Which is better experience for ICU?

Specialties MICU

Published

I'm a new grad and have the opportunity to train in either an ER or a surgical/trauma floor. Down the road I would like to transition to ICU. What are your thoughts? I see bonuses and drawbacks to both and would like some input from people who have made the change.

Specializes in Quality, Cardiac Stepdown, MICU.

My personal opinion? The floor would be better. You would learn more of the basic nursing skills that you need to get out of the way before coming to the ICU -- passing meds, charting, calling doctors, dealing with families. Yes, you do that in the ER, but it's a different pace and different animal.

It kinda sounds like an odd question to me because most people I know who go to the ER, that's where they want to be. It's not a transition to something else. (Unless perhaps flight nursing.) If you want to do ER nursing, go ahead and do it. It's not impossible to transfer from ER to anywhere else. But if you're asking is the better preparation for ICU, I still say the floor.

ER will give you an edge obtaining critical care experience. That will likely be more impressive than floor nursing. In the ER, sometimes you have to care for ICU patients. What better way to learn the ropes

Disagree with above. Your assessment skills for ICU will be better honed on the floor.

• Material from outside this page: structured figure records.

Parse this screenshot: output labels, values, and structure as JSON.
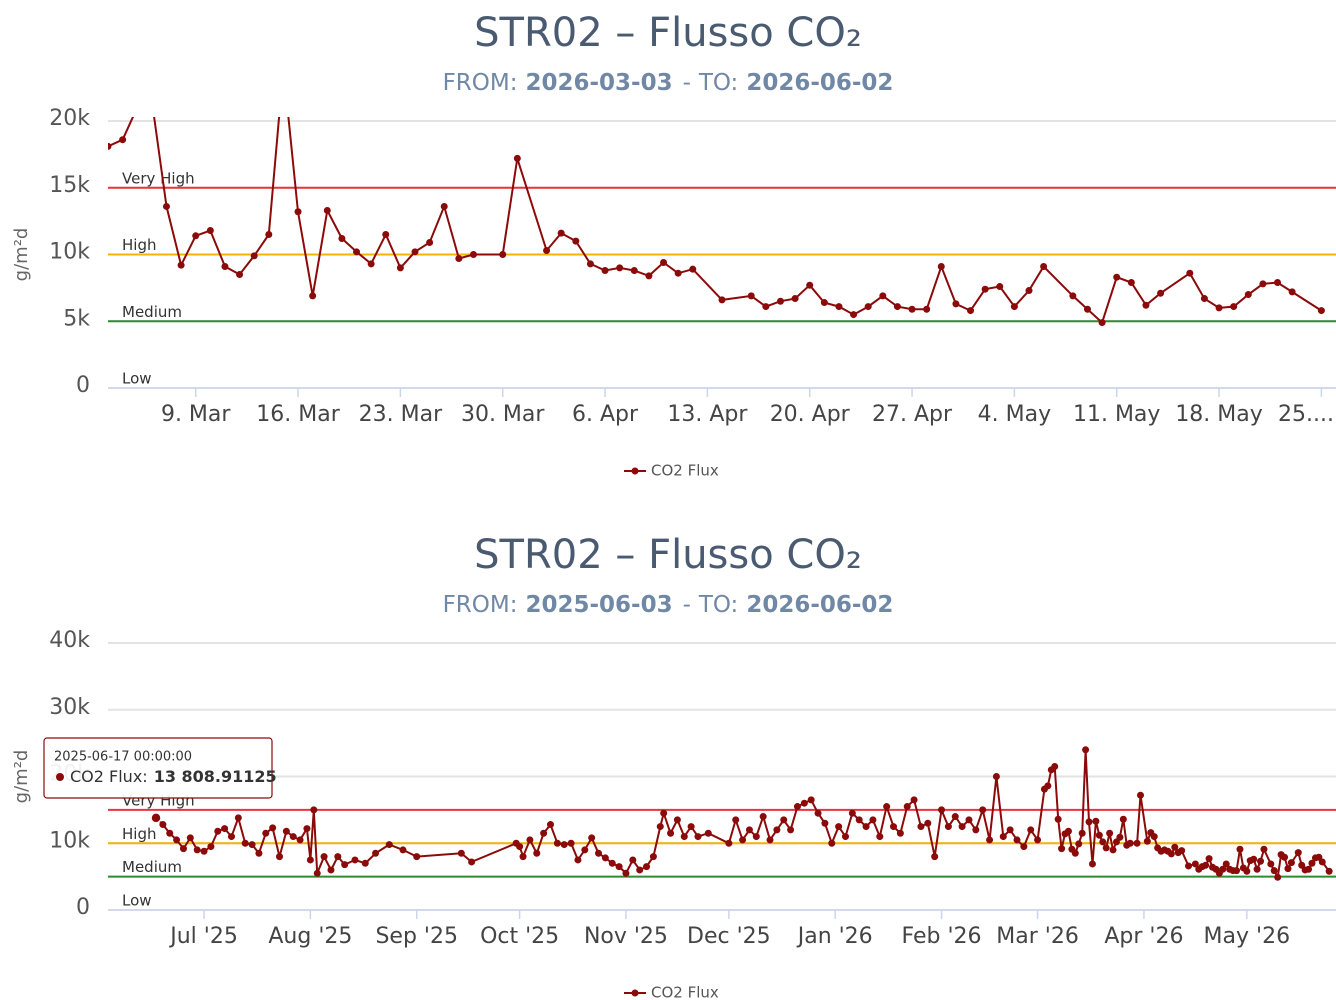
{
  "chart_data": [
    {
      "type": "line",
      "title": "STR02 – Flusso CO₂",
      "subtitle": {
        "from_label": "FROM:",
        "from": "2026-03-03",
        "separator": "-",
        "to_label": "TO:",
        "to": "2026-06-02"
      },
      "y_label": "g/m²d",
      "legend": "bottom",
      "grid": true,
      "xlim": [
        "2026-03-03",
        "2026-05-26"
      ],
      "xticks": [
        {
          "value": "2026-03-09",
          "label": "9. Mar"
        },
        {
          "value": "2026-03-16",
          "label": "16. Mar"
        },
        {
          "value": "2026-03-23",
          "label": "23. Mar"
        },
        {
          "value": "2026-03-30",
          "label": "30. Mar"
        },
        {
          "value": "2026-04-06",
          "label": "6. Apr"
        },
        {
          "value": "2026-04-13",
          "label": "13. Apr"
        },
        {
          "value": "2026-04-20",
          "label": "20. Apr"
        },
        {
          "value": "2026-04-27",
          "label": "27. Apr"
        },
        {
          "value": "2026-05-04",
          "label": "4. May"
        },
        {
          "value": "2026-05-11",
          "label": "11. May"
        },
        {
          "value": "2026-05-18",
          "label": "18. May"
        },
        {
          "value": "2026-05-25",
          "label": "25...."
        }
      ],
      "ylim": [
        0,
        20000
      ],
      "yticks": [
        0,
        {
          "value": 5000,
          "label": "5k"
        },
        {
          "value": 10000,
          "label": "10k"
        },
        {
          "value": 15000,
          "label": "15k"
        },
        {
          "value": 20000,
          "label": "20k"
        }
      ],
      "plot_lines": [
        {
          "value": 15000,
          "label": "Very High",
          "color": "#e8353b"
        },
        {
          "value": 10000,
          "label": "High",
          "color": "#f5b400"
        },
        {
          "value": 5000,
          "label": "Medium",
          "color": "#2e8b2e"
        },
        {
          "value": 0,
          "label": "Low"
        }
      ],
      "x": [
        "2026-03-03",
        "2026-03-04",
        "2026-03-05",
        "2026-03-06",
        "2026-03-07",
        "2026-03-08",
        "2026-03-09",
        "2026-03-10",
        "2026-03-11",
        "2026-03-12",
        "2026-03-13",
        "2026-03-14",
        "2026-03-15",
        "2026-03-16",
        "2026-03-17",
        "2026-03-18",
        "2026-03-19",
        "2026-03-20",
        "2026-03-21",
        "2026-03-22",
        "2026-03-23",
        "2026-03-24",
        "2026-03-25",
        "2026-03-26",
        "2026-03-27",
        "2026-03-28",
        "2026-03-30",
        "2026-03-31",
        "2026-04-02",
        "2026-04-03",
        "2026-04-04",
        "2026-04-05",
        "2026-04-06",
        "2026-04-07",
        "2026-04-08",
        "2026-04-09",
        "2026-04-10",
        "2026-04-11",
        "2026-04-12",
        "2026-04-14",
        "2026-04-16",
        "2026-04-17",
        "2026-04-18",
        "2026-04-19",
        "2026-04-20",
        "2026-04-21",
        "2026-04-22",
        "2026-04-23",
        "2026-04-24",
        "2026-04-25",
        "2026-04-26",
        "2026-04-27",
        "2026-04-28",
        "2026-04-29",
        "2026-04-30",
        "2026-05-01",
        "2026-05-02",
        "2026-05-03",
        "2026-05-04",
        "2026-05-05",
        "2026-05-06",
        "2026-05-08",
        "2026-05-09",
        "2026-05-10",
        "2026-05-11",
        "2026-05-12",
        "2026-05-13",
        "2026-05-14",
        "2026-05-16",
        "2026-05-17",
        "2026-05-18",
        "2026-05-19",
        "2026-05-20",
        "2026-05-21",
        "2026-05-22",
        "2026-05-23",
        "2026-05-25"
      ],
      "series": [
        {
          "name": "CO2 Flux",
          "color": "#8b0a0a",
          "values": [
            18100,
            18600,
            21000,
            21500,
            13600,
            9200,
            11400,
            11800,
            9100,
            8500,
            9900,
            11500,
            24000,
            13200,
            6900,
            13300,
            11200,
            10200,
            9300,
            11500,
            9000,
            10200,
            10900,
            13600,
            9700,
            10000,
            10000,
            17200,
            10300,
            11600,
            11000,
            9300,
            8800,
            9000,
            8800,
            8400,
            9400,
            8600,
            8900,
            6600,
            6900,
            6100,
            6500,
            6700,
            7700,
            6400,
            6100,
            5500,
            6100,
            6900,
            6100,
            5900,
            5900,
            9100,
            6300,
            5800,
            7400,
            7600,
            6100,
            7300,
            9100,
            6900,
            5900,
            4900,
            8300,
            7900,
            6200,
            7100,
            8600,
            6700,
            6000,
            6100,
            7000,
            7800,
            7900,
            7200,
            5800
          ]
        }
      ]
    },
    {
      "type": "line",
      "title": "STR02 – Flusso CO₂",
      "subtitle": {
        "from_label": "FROM:",
        "from": "2025-06-03",
        "separator": "-",
        "to_label": "TO:",
        "to": "2026-06-02"
      },
      "y_label": "g/m²d",
      "legend": "bottom",
      "grid": true,
      "xlim": [
        "2025-06-03",
        "2026-05-27"
      ],
      "xticks": [
        {
          "value": "2025-07-01",
          "label": "Jul '25"
        },
        {
          "value": "2025-08-01",
          "label": "Aug '25"
        },
        {
          "value": "2025-09-01",
          "label": "Sep '25"
        },
        {
          "value": "2025-10-01",
          "label": "Oct '25"
        },
        {
          "value": "2025-11-01",
          "label": "Nov '25"
        },
        {
          "value": "2025-12-01",
          "label": "Dec '25"
        },
        {
          "value": "2026-01-01",
          "label": "Jan '26"
        },
        {
          "value": "2026-02-01",
          "label": "Feb '26"
        },
        {
          "value": "2026-03-01",
          "label": "Mar '26"
        },
        {
          "value": "2026-04-01",
          "label": "Apr '26"
        },
        {
          "value": "2026-05-01",
          "label": "May '26"
        }
      ],
      "ylim": [
        0,
        40000
      ],
      "yticks": [
        0,
        {
          "value": 10000,
          "label": "10k"
        },
        {
          "value": 20000,
          "label": "20k"
        },
        {
          "value": 30000,
          "label": "30k"
        },
        {
          "value": 40000,
          "label": "40k"
        }
      ],
      "plot_lines": [
        {
          "value": 15000,
          "label": "Very High",
          "color": "#e8353b"
        },
        {
          "value": 10000,
          "label": "High",
          "color": "#f5b400"
        },
        {
          "value": 5000,
          "label": "Medium",
          "color": "#2e8b2e"
        },
        {
          "value": 0,
          "label": "Low"
        }
      ],
      "tooltip": {
        "header": "2025-06-17 00:00:00",
        "series_label": "CO2 Flux:",
        "value": 13808.91125,
        "value_label": "13 808.91125"
      },
      "x": [
        "2025-06-17",
        "2025-06-19",
        "2025-06-21",
        "2025-06-23",
        "2025-06-25",
        "2025-06-27",
        "2025-06-29",
        "2025-07-01",
        "2025-07-03",
        "2025-07-05",
        "2025-07-07",
        "2025-07-09",
        "2025-07-11",
        "2025-07-13",
        "2025-07-15",
        "2025-07-17",
        "2025-07-19",
        "2025-07-21",
        "2025-07-23",
        "2025-07-25",
        "2025-07-27",
        "2025-07-29",
        "2025-07-31",
        "2025-08-01",
        "2025-08-02",
        "2025-08-03",
        "2025-08-05",
        "2025-08-07",
        "2025-08-09",
        "2025-08-11",
        "2025-08-14",
        "2025-08-17",
        "2025-08-20",
        "2025-08-24",
        "2025-08-28",
        "2025-09-01",
        "2025-09-14",
        "2025-09-17",
        "2025-09-30",
        "2025-10-01",
        "2025-10-02",
        "2025-10-04",
        "2025-10-06",
        "2025-10-08",
        "2025-10-10",
        "2025-10-12",
        "2025-10-14",
        "2025-10-16",
        "2025-10-18",
        "2025-10-20",
        "2025-10-22",
        "2025-10-24",
        "2025-10-26",
        "2025-10-28",
        "2025-10-30",
        "2025-11-01",
        "2025-11-03",
        "2025-11-05",
        "2025-11-07",
        "2025-11-09",
        "2025-11-11",
        "2025-11-12",
        "2025-11-14",
        "2025-11-16",
        "2025-11-18",
        "2025-11-20",
        "2025-11-22",
        "2025-11-25",
        "2025-12-01",
        "2025-12-03",
        "2025-12-05",
        "2025-12-07",
        "2025-12-09",
        "2025-12-11",
        "2025-12-13",
        "2025-12-15",
        "2025-12-17",
        "2025-12-19",
        "2025-12-21",
        "2025-12-23",
        "2025-12-25",
        "2025-12-27",
        "2025-12-29",
        "2025-12-31",
        "2026-01-02",
        "2026-01-04",
        "2026-01-06",
        "2026-01-08",
        "2026-01-10",
        "2026-01-12",
        "2026-01-14",
        "2026-01-16",
        "2026-01-18",
        "2026-01-20",
        "2026-01-22",
        "2026-01-24",
        "2026-01-26",
        "2026-01-28",
        "2026-01-30",
        "2026-02-01",
        "2026-02-03",
        "2026-02-05",
        "2026-02-07",
        "2026-02-09",
        "2026-02-11",
        "2026-02-13",
        "2026-02-15",
        "2026-02-17",
        "2026-02-19",
        "2026-02-21",
        "2026-02-23",
        "2026-02-25",
        "2026-02-27",
        "2026-03-01",
        "2026-03-03",
        "2026-03-04",
        "2026-03-05",
        "2026-03-06",
        "2026-03-07",
        "2026-03-08",
        "2026-03-09",
        "2026-03-10",
        "2026-03-11",
        "2026-03-12",
        "2026-03-13",
        "2026-03-14",
        "2026-03-15",
        "2026-03-16",
        "2026-03-17",
        "2026-03-18",
        "2026-03-19",
        "2026-03-20",
        "2026-03-21",
        "2026-03-22",
        "2026-03-23",
        "2026-03-24",
        "2026-03-25",
        "2026-03-26",
        "2026-03-27",
        "2026-03-28",
        "2026-03-30",
        "2026-03-31",
        "2026-04-02",
        "2026-04-03",
        "2026-04-04",
        "2026-04-05",
        "2026-04-06",
        "2026-04-07",
        "2026-04-08",
        "2026-04-09",
        "2026-04-10",
        "2026-04-11",
        "2026-04-12",
        "2026-04-14",
        "2026-04-16",
        "2026-04-17",
        "2026-04-18",
        "2026-04-19",
        "2026-04-20",
        "2026-04-21",
        "2026-04-22",
        "2026-04-23",
        "2026-04-24",
        "2026-04-25",
        "2026-04-26",
        "2026-04-27",
        "2026-04-28",
        "2026-04-29",
        "2026-04-30",
        "2026-05-01",
        "2026-05-02",
        "2026-05-03",
        "2026-05-04",
        "2026-05-05",
        "2026-05-06",
        "2026-05-08",
        "2026-05-09",
        "2026-05-10",
        "2026-05-11",
        "2026-05-12",
        "2026-05-13",
        "2026-05-14",
        "2026-05-16",
        "2026-05-17",
        "2026-05-18",
        "2026-05-19",
        "2026-05-20",
        "2026-05-21",
        "2026-05-22",
        "2026-05-23",
        "2026-05-25"
      ],
      "series": [
        {
          "name": "CO2 Flux",
          "color": "#8b0a0a",
          "values": [
            13808.91125,
            12800,
            11500,
            10500,
            9200,
            10800,
            9000,
            8800,
            9500,
            11800,
            12200,
            11000,
            13800,
            10000,
            9800,
            8500,
            11500,
            12300,
            8000,
            11800,
            11000,
            10500,
            12200,
            7500,
            15000,
            5500,
            8000,
            6000,
            8000,
            6800,
            7500,
            7000,
            8500,
            9800,
            9000,
            8000,
            8500,
            7200,
            10000,
            9500,
            8000,
            10500,
            8500,
            11500,
            12800,
            10000,
            9800,
            10000,
            7500,
            9000,
            10800,
            8500,
            7800,
            7000,
            6500,
            5500,
            7500,
            6000,
            6500,
            8000,
            12500,
            14500,
            11500,
            13500,
            11000,
            12500,
            11000,
            11500,
            10000,
            13500,
            10500,
            12000,
            11000,
            14000,
            10500,
            12000,
            13500,
            12000,
            15500,
            16000,
            16500,
            14500,
            13000,
            10000,
            12500,
            11000,
            14500,
            13500,
            12500,
            13500,
            11000,
            15500,
            12500,
            11500,
            15500,
            16500,
            12500,
            13000,
            8000,
            15000,
            12500,
            14000,
            12500,
            13500,
            12000,
            15000,
            10500,
            20000,
            11000,
            12000,
            10500,
            9500,
            12000,
            10500,
            18100,
            18600,
            21000,
            21500,
            13600,
            9200,
            11400,
            11800,
            9100,
            8500,
            9900,
            11500,
            24000,
            13200,
            6900,
            13300,
            11200,
            10200,
            9300,
            11500,
            9000,
            10200,
            10900,
            13600,
            9700,
            10000,
            10000,
            17200,
            10300,
            11600,
            11000,
            9300,
            8800,
            9000,
            8800,
            8400,
            9400,
            8600,
            8900,
            6600,
            6900,
            6100,
            6500,
            6700,
            7700,
            6400,
            6100,
            5500,
            6100,
            6900,
            6100,
            5900,
            5900,
            9100,
            6300,
            5800,
            7400,
            7600,
            6100,
            7300,
            9100,
            6900,
            5900,
            4900,
            8300,
            7900,
            6200,
            7100,
            8600,
            6700,
            6000,
            6100,
            7000,
            7800,
            7900,
            7200,
            5800
          ]
        }
      ]
    }
  ]
}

Specializes in Anesthesia.

Floor nursing sucks though. I had a similar opportunity as you, and I wish I started in the ER. I agree with ICUman. You will be taking care of ICU pts, and you will be able to use that as a selling point in an ICU interview. Floor assessment skills only go so far, and depending on the floor you really won't have that much time to assess anyways. I chose to start on a PCU type floor, and while I did learn some, I feel like I would have seen a wider variety of things in ER. I've seen a couple of ER nurses transfer to ICU with ease. If anything they say it's easier and their skills transferred well.

Specializes in MICU.

There are pros and cons to both. ER nursing will give you better skills (IVs, NGs, etc) and critical experience, although where I work new nurses aren't assigned trauma/code rooms for a year (but will still assist w those pts). Floor nursing will teach you head to toe assessment (ER is more focused) and time management. You will also build more of a repore with doctors and other inpatient staff (PT/OT/RT).

Honestly either way you can't go wrong. I've only worked ICU but I've seen people come from both med surg and ER and do well. Just apply yourself- any experience is good experience.

Thanks for the advice everyone! It seems like nursing in general is so fluid and flexible that almost any path is viable.